Laurinda’s Rating: 1.5
The 1947 Newbery Medal Winner, Miss Hickory, is about a doll made from twigs and a hickory nut. Forgotten under the lilac bush when the family leaves, Miss Hickory is abandoned to fend for herself. Basically, the book goes like this: talking animal tries to do something friendly, Miss Hickory rebuffs the offer rudely and continues on her way. She then misses out on something interesting or wonderful. Continue ad nauseum.
This isn’t the first book where Sally and I have jokingly wished death upon the main characters, just so the book would end. It is, however, the first in which our wish was granted. After Miss Hickory ventures into Squirrel’s house, hoping that he had abandoned it, he eats the hickory nut of which her head is made. He was starving and she had insulted him one to many times. Oddly, her body continues to live and thrive; she stumbles out of his den, climbs up the apple tree, and is miraculously transformed into a flowering graft on the old tree.

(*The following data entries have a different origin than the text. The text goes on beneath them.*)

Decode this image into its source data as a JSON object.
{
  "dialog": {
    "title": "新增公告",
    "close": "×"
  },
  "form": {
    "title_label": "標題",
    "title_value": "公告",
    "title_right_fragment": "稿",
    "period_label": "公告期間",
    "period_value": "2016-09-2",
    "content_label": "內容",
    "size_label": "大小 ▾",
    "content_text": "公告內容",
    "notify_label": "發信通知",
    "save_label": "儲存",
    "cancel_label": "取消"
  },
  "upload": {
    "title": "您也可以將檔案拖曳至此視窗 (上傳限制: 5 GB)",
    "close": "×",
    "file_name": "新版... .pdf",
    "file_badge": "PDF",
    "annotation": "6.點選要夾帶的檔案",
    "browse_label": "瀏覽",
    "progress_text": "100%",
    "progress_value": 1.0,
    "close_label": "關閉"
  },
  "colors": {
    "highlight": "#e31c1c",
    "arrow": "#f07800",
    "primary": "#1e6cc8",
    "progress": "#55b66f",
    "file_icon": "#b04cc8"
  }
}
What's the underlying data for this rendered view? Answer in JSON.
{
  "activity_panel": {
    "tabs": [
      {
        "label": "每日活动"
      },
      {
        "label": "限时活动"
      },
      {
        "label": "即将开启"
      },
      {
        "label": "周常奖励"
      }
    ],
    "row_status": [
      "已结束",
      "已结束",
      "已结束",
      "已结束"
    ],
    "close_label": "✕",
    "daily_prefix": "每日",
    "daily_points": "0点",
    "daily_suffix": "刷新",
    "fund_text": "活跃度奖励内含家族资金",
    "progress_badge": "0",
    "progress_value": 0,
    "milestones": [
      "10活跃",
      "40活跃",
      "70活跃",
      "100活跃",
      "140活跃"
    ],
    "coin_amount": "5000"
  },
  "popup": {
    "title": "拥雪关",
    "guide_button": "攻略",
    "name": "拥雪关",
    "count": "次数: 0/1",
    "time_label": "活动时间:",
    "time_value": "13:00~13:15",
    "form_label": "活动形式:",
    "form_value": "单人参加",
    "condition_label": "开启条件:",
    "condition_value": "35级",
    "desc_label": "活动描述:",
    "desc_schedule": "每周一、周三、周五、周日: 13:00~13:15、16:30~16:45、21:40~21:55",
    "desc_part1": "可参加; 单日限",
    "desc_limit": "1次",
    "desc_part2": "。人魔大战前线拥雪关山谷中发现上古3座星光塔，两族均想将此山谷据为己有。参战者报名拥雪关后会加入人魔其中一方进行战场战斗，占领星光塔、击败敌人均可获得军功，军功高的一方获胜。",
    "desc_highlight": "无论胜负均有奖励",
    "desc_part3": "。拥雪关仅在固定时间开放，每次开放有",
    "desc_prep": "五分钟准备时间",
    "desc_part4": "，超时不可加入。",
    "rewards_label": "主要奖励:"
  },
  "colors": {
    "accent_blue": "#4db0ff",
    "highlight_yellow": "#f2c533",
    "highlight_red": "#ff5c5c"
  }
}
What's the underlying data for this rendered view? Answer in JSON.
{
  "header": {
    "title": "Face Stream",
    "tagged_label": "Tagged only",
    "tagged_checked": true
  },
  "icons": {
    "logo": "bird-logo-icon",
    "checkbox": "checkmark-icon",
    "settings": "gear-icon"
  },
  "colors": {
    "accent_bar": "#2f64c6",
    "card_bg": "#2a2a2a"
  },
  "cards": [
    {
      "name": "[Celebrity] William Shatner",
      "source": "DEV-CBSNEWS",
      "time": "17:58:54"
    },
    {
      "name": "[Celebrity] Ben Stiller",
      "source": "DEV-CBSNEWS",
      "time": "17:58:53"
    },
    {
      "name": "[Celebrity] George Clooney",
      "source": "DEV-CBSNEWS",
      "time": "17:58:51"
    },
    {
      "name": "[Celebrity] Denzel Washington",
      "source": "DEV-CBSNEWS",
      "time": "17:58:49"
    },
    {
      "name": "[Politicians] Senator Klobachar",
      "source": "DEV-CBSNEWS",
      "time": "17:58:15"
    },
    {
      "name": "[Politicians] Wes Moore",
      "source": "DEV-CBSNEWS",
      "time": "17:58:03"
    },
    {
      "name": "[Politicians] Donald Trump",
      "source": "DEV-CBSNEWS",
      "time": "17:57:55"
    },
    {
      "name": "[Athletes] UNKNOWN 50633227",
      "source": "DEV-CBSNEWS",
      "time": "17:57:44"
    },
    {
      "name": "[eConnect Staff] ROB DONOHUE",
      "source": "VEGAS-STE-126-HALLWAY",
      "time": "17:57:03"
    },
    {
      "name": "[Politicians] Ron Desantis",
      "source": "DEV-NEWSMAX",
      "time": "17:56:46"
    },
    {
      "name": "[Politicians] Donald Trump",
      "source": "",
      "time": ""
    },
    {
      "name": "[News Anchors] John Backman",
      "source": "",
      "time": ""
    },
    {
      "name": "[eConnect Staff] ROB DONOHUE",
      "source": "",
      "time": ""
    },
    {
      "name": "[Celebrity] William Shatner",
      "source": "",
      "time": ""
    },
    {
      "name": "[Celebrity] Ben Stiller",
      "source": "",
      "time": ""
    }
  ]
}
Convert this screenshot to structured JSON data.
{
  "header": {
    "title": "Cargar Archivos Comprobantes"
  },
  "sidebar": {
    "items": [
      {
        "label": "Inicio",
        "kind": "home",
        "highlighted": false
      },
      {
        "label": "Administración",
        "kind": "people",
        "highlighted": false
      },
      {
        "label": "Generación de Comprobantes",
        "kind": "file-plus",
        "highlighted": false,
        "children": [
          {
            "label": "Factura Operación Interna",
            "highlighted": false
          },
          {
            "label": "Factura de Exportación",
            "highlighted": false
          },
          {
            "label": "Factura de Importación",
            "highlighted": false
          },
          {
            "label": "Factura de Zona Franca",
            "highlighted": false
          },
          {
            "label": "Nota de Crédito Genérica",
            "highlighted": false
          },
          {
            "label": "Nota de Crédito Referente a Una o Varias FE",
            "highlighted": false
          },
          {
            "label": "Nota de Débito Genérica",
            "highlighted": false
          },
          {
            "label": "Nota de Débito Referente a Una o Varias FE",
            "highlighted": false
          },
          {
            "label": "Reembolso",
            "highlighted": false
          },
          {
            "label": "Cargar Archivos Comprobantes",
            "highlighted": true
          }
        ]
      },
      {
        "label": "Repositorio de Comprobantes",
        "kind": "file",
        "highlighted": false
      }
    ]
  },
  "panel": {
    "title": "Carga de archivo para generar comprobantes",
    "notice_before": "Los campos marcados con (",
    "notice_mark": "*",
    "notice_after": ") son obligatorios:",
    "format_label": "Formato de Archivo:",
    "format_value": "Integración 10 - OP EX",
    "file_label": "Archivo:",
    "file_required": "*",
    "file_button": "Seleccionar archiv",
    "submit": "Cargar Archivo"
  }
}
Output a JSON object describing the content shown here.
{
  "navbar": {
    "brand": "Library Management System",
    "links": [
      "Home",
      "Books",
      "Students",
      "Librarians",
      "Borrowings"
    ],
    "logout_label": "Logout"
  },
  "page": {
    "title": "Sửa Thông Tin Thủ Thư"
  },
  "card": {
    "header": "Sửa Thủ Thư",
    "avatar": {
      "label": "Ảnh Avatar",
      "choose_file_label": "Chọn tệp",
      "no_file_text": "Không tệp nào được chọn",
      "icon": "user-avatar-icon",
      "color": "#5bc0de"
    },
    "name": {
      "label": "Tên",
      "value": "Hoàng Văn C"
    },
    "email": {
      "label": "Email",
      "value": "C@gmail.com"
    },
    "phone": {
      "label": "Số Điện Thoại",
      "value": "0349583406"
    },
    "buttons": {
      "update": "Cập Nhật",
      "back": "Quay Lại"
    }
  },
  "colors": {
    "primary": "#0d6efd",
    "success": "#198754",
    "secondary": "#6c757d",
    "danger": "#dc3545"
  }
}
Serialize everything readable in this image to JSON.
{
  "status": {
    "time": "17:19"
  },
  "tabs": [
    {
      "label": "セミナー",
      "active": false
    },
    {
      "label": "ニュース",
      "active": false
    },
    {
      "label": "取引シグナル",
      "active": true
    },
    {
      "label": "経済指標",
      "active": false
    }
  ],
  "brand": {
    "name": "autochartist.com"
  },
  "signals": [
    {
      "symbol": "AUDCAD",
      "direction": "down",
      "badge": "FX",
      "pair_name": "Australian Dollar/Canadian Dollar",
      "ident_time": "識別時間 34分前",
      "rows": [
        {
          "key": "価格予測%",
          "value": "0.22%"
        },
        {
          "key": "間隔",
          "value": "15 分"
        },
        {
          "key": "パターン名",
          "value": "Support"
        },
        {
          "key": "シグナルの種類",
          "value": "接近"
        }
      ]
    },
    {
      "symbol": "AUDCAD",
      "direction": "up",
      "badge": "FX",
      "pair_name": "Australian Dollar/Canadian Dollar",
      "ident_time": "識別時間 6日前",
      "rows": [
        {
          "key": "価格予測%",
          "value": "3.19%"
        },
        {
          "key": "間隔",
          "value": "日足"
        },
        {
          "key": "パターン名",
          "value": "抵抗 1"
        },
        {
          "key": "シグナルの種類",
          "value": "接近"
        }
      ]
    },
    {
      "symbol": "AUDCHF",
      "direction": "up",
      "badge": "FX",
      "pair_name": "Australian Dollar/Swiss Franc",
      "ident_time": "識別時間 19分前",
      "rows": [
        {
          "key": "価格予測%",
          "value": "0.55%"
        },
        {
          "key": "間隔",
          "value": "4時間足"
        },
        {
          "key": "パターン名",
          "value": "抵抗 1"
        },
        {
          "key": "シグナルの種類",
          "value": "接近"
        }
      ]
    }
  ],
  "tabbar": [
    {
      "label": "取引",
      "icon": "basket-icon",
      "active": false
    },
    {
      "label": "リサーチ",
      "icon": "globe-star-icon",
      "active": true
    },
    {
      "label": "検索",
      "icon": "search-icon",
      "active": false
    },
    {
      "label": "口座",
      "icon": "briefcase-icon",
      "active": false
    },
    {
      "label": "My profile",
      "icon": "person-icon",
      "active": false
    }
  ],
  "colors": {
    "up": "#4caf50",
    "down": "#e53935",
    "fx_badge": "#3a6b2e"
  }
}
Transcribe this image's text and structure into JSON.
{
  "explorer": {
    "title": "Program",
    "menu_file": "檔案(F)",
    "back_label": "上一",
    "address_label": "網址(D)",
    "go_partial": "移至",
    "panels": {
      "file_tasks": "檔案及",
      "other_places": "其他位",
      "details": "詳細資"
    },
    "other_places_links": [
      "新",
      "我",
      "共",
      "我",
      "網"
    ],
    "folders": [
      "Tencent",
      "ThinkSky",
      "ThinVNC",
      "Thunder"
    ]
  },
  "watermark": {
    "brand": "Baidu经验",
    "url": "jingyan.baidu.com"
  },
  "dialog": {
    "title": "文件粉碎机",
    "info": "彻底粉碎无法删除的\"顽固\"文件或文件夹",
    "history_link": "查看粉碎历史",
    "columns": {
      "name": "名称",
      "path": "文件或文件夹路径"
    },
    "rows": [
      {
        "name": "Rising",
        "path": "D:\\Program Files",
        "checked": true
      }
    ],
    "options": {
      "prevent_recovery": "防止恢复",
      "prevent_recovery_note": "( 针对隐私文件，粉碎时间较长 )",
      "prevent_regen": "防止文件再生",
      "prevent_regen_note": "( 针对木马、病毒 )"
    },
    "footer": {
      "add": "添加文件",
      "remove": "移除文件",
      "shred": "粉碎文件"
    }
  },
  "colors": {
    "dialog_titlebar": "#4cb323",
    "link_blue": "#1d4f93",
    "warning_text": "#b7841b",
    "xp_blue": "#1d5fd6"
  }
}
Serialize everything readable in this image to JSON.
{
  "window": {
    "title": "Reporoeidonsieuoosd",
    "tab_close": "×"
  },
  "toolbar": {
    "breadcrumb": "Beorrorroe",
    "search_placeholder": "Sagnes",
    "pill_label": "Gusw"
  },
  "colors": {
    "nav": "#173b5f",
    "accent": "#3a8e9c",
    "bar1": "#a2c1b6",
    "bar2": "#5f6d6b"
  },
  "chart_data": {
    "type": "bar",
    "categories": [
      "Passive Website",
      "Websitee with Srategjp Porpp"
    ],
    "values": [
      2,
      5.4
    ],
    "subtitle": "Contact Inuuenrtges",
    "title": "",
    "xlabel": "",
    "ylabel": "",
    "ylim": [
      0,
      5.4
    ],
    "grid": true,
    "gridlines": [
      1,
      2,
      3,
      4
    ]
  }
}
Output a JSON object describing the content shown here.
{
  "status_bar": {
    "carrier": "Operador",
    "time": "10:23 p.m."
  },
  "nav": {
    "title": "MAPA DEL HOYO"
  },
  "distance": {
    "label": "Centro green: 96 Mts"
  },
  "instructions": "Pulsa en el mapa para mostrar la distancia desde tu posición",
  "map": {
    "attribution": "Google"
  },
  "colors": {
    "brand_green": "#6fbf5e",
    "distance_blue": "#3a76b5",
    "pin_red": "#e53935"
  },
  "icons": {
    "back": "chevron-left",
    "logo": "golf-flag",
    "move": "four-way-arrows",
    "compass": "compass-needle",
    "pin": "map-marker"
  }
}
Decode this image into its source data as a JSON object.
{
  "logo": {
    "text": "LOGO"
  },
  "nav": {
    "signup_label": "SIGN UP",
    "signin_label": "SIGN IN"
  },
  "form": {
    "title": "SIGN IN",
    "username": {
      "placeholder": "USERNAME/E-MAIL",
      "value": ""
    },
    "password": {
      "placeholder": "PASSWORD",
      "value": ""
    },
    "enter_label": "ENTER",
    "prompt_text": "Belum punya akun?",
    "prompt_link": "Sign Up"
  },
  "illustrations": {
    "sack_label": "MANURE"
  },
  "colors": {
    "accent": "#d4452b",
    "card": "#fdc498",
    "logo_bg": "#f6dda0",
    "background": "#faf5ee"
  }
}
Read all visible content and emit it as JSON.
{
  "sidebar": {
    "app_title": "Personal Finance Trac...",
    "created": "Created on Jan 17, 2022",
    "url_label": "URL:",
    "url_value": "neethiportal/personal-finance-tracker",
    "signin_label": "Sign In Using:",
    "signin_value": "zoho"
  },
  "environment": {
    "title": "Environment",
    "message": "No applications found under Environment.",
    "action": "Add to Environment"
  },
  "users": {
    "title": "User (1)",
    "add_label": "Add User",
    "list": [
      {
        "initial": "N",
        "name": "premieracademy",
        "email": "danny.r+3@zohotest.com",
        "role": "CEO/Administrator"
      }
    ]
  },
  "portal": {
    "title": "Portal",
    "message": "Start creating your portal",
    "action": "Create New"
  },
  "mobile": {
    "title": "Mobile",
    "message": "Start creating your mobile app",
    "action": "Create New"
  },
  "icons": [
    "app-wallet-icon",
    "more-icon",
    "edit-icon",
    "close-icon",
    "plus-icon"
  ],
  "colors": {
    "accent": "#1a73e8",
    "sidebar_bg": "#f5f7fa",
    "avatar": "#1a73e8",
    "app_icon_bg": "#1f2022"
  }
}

Miss Hickory is, to put it nicely, a persnickety, cantankerous, ill-humoured, unsympathetic main character. So, yes, I was cheering for the Squirrel in the death scene. The secondary characters are numerous and make only sporadic appearances, so I wasn’t drawn in by them either. The whole book reads as a weird mash-up of natural history, religion, and animals. In one chapter, a wild heifer adopts a fawn as a friend, while the next is a retelling of the Christmas story stable scene. The chapters are rather episodic, almost disconnected, like Miss Hickory’s head and body. Really, the only semi-redeeming characteristic of the book is the absurdity of it all. Don’t bother reading this one.